The new equation [%BFNew = 6.083 + (0.143 × SSnew) - (12.058 × sex) - (0.150 × age) - (0.233 × body mass index) + (0.256 × waist) + (0.162 × sex × age)] explained a significant proportion of variance in %BF5C (R2 = 0.775, SEE = 4.0%). Predictors included sum of skinfolds (SSnew, midaxillary, triceps, and thigh) and waist circumference. The new equation cross-validated well against %BF5C when compared with other existing equations, producing a large intraclass correlation coefficient (0.90), small mean bias and limits of agreement (0.4% ± 8.6%), and small measures of error (SEE = 2.5%).
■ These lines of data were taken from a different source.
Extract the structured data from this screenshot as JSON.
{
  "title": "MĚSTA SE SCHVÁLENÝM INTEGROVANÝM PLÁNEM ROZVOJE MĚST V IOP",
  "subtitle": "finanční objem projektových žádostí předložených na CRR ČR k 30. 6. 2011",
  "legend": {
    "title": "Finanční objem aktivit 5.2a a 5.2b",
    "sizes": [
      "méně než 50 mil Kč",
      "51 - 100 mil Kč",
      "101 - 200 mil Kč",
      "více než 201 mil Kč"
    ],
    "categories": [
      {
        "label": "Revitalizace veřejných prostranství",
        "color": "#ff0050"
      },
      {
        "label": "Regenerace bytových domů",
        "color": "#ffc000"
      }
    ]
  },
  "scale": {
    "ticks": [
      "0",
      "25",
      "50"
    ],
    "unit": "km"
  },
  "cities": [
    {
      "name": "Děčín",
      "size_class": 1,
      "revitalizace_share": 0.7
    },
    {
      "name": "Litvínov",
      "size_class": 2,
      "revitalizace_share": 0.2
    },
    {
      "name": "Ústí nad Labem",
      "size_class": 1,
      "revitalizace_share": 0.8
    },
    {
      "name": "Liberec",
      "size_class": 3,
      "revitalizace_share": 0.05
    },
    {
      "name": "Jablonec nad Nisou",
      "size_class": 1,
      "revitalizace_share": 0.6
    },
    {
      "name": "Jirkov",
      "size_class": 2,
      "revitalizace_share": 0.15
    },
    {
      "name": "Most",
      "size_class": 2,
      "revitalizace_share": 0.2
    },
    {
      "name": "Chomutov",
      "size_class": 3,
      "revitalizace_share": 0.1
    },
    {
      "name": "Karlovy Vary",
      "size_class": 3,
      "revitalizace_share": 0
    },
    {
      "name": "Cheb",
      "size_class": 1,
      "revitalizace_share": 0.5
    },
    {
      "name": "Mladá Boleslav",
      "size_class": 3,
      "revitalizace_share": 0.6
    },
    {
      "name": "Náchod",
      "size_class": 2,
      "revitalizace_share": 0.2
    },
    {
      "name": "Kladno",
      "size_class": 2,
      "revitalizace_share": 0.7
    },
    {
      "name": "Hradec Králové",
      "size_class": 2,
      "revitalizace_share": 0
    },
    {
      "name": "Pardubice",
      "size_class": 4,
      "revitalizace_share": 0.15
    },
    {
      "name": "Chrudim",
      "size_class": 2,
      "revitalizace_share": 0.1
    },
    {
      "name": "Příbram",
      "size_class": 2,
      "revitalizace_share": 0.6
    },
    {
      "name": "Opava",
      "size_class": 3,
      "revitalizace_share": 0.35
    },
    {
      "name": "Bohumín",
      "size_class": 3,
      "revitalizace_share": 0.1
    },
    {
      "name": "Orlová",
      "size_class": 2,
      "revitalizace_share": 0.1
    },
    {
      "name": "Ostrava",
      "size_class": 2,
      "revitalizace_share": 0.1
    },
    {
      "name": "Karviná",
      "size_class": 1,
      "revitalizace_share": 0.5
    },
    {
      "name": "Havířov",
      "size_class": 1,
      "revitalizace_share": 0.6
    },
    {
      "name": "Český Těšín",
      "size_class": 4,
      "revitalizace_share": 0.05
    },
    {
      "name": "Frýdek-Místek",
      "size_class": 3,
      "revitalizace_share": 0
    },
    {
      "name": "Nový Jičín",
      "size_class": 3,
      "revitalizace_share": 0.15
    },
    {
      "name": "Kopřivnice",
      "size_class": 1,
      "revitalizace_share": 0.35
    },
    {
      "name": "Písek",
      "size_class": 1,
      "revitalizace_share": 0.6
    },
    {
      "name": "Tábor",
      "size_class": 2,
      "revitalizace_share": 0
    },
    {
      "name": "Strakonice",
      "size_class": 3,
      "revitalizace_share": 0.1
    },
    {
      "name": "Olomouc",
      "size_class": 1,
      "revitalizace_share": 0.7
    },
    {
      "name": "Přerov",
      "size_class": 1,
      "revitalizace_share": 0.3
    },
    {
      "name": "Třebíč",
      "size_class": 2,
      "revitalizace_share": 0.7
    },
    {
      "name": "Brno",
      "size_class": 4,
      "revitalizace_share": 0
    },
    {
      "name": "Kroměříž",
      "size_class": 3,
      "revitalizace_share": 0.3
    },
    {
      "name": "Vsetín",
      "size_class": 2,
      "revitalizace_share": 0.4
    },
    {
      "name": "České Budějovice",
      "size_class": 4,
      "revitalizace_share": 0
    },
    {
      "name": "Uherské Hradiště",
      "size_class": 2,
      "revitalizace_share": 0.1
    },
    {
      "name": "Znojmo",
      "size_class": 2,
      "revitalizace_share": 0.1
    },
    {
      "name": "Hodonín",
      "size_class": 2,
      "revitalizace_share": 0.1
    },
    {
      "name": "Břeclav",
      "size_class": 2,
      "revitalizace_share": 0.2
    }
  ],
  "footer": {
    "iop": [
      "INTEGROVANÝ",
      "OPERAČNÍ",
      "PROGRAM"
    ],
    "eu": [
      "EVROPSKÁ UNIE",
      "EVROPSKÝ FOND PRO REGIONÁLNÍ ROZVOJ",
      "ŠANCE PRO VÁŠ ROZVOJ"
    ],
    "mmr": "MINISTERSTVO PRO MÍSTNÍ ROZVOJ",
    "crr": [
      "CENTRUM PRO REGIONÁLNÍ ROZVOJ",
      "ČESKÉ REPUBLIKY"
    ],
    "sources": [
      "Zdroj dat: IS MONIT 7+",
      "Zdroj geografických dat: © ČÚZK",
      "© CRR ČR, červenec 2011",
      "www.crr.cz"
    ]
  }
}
Generalized Equations for Predicting Percent Body Fat from Anthropometric Measures Using a Criterion Five-Compartment Model Zackary S Cicone, Brett S Nickerson 1, Youn-Jeng Choi 2, Clifton J Holmes 3, Bjoern Hornikel 4, Michael V Fedewa 4, Michael R Esco 4 Affiliations expand PMID: 34310492 PMCID: PMC8785250 (available on 2022-12-01) DOI: 10.1249/MSS.0000000000002754

https://pubmed.ncbi.nlm.nih.gov/34310492/


Why would the body shed water instead of tapping into stored fat when there's no external energy coming it?

This is delusional.


>Maybe body builders lose lean body mass when they fast Well, highly fit people certainly lose lean body mass when they fast, which you're probably not (even if you're fairly fit)

And bodybuilders DON'T lose fat when they fast because they take supraphysiological doses of hormones (steroids) that prevent the body losing muscle - and usually eat protein throughout their fast too. So not a good example.


> eat protein throughout their fast too

Aren't these contradictory? If you eat (protein or otherwise) you're not fasting.


I think they misspoke and what they meant to say was that bodybuilders use a zero/low carb diet, in which case their statement holds true.


Their whole argument was around body builders not losing fat when fasting, so if you're right, this is just irrelevant. No one expects people to lose fat when they're not caloric restricted.